Le dernier remaniement ministériel constitue un véritable abcès de fixation. Onze ministres nommés le 16 janvier 2021, sur les 28 que comporte le gouvernement, sont toujours suspendus. En cause, le dialogue de sourds. Le président de la République refuse de les recevoir pour la prestation du serment constitutionnel et leur nomination formelle au Journal officiel. En effet, l’un d’entre eux est poursuivi pour corruption, tandis que trois autres sont soupçonnés de conflits d’intérêts.

Nommé par le chef de l’Etat, M. Kaies Saied, le chef du gouvernement, M. Hichem Mechichi, se rebiffe. Il est désormais l’allié de M. Rached Ghannouchi, président du Parlement et du parti Ennahdha. Le président de la République refuse d’entériner le remaniement, le camp adverse menace de le destituer, en vain.

Les rues menaçantes

A défaut de programme de sauvetage et d’efficience, le camp gouvernemental en appelle à la rue. Préparée depuis de longues semaines, la manifestation d’Ennahdha, parti gouvernemental, a réuni des milliers de fidèles ce samedi 27 février.

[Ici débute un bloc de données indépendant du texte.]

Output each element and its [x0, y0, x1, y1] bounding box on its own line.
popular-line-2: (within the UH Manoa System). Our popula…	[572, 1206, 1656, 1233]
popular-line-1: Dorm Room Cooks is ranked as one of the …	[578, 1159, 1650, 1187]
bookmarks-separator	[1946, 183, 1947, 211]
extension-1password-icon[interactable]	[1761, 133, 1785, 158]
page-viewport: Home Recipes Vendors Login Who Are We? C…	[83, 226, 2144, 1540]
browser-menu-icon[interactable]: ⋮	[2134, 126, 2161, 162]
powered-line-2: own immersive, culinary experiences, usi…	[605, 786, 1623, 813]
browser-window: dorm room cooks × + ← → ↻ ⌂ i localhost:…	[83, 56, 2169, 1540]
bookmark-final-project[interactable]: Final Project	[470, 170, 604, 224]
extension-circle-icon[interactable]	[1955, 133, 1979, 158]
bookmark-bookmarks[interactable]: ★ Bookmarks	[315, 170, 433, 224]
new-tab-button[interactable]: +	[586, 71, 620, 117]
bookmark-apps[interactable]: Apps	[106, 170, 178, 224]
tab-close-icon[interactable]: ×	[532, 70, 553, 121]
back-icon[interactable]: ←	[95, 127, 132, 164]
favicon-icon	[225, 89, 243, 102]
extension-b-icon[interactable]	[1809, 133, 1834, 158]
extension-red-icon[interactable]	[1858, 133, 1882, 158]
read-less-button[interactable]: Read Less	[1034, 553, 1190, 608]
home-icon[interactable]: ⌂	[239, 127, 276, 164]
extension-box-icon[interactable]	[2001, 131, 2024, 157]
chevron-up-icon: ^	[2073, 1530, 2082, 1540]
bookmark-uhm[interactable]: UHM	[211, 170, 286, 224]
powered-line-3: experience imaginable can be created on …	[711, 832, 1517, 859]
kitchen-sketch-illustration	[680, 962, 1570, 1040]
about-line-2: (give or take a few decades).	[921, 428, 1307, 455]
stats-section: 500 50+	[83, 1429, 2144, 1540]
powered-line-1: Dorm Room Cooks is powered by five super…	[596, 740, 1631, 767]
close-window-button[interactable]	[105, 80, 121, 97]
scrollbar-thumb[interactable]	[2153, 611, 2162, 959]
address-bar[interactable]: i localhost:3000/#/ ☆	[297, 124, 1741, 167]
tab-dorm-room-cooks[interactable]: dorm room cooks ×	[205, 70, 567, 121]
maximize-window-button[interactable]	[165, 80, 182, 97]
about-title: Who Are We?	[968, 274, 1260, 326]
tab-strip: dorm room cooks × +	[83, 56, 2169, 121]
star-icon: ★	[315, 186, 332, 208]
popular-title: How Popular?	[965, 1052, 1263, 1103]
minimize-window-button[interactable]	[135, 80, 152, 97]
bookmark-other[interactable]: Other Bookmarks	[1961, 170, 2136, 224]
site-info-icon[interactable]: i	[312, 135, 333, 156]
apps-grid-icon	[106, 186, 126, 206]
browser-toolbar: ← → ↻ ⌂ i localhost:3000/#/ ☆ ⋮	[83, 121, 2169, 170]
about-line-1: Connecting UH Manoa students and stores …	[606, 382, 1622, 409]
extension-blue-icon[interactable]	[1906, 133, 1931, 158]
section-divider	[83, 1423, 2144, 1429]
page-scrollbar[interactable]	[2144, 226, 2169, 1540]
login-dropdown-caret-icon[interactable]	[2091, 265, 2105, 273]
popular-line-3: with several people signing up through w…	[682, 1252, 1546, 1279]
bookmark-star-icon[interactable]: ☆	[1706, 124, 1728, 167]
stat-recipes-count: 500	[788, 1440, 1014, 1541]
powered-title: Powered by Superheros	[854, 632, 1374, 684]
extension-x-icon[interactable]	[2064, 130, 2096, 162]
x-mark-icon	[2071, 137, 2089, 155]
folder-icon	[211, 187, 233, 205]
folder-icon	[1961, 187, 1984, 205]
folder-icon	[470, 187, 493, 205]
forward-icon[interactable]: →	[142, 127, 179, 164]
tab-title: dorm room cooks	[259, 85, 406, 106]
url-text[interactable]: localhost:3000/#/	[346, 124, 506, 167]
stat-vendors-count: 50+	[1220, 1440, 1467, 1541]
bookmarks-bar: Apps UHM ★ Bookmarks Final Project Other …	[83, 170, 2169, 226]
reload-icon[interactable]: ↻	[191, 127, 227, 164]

Elle intervient à une semaine d’intervalle d’un meeting organisé à Sousse par le principal parti de l’opposition, le Parti Destourien Libre (PDL). Lui aussi avait réuni des milliers de supporters.

On se livre depuis à une guerre d’images. Chacun crie victoire. On surenchérit sur le nombre de participants. Les Tunisiens, eux, regardent, médusés.

D’aucuns en appellent à un improbable Dialogue national. Paradoxalement, chacun exige, au préalable, la mise à l’écart d’autres protagonistes.

Entre-temps, l’image des principaux responsables politiques aux commandes des affaires périclite dans l’opinion. Les sondages favorisent toujours M. Kaies Saied à la prochaine élection présidentielle, talonné par Mme Abir Moussi, présidente du PDL. Le PDL l’emporterait haut la main dans les prochaines élections législatives, doublant même le score d’Ennahdha.

Nos responsables politiques préfèrent visiblement se complaire dans l’illusion et les exercices contorsionnistes. Les véritables pulsions de la rue, ils n’en ont cure. Du fric, ils en ont pour mobiliser le ban et l’arrière-ban des troupes fourvoyées par la propagande au ras des pâquerettes. Des projets réels pour le sauvetage du pays ? Là ils sont logés à l’infâme enseigne des abonnés absents.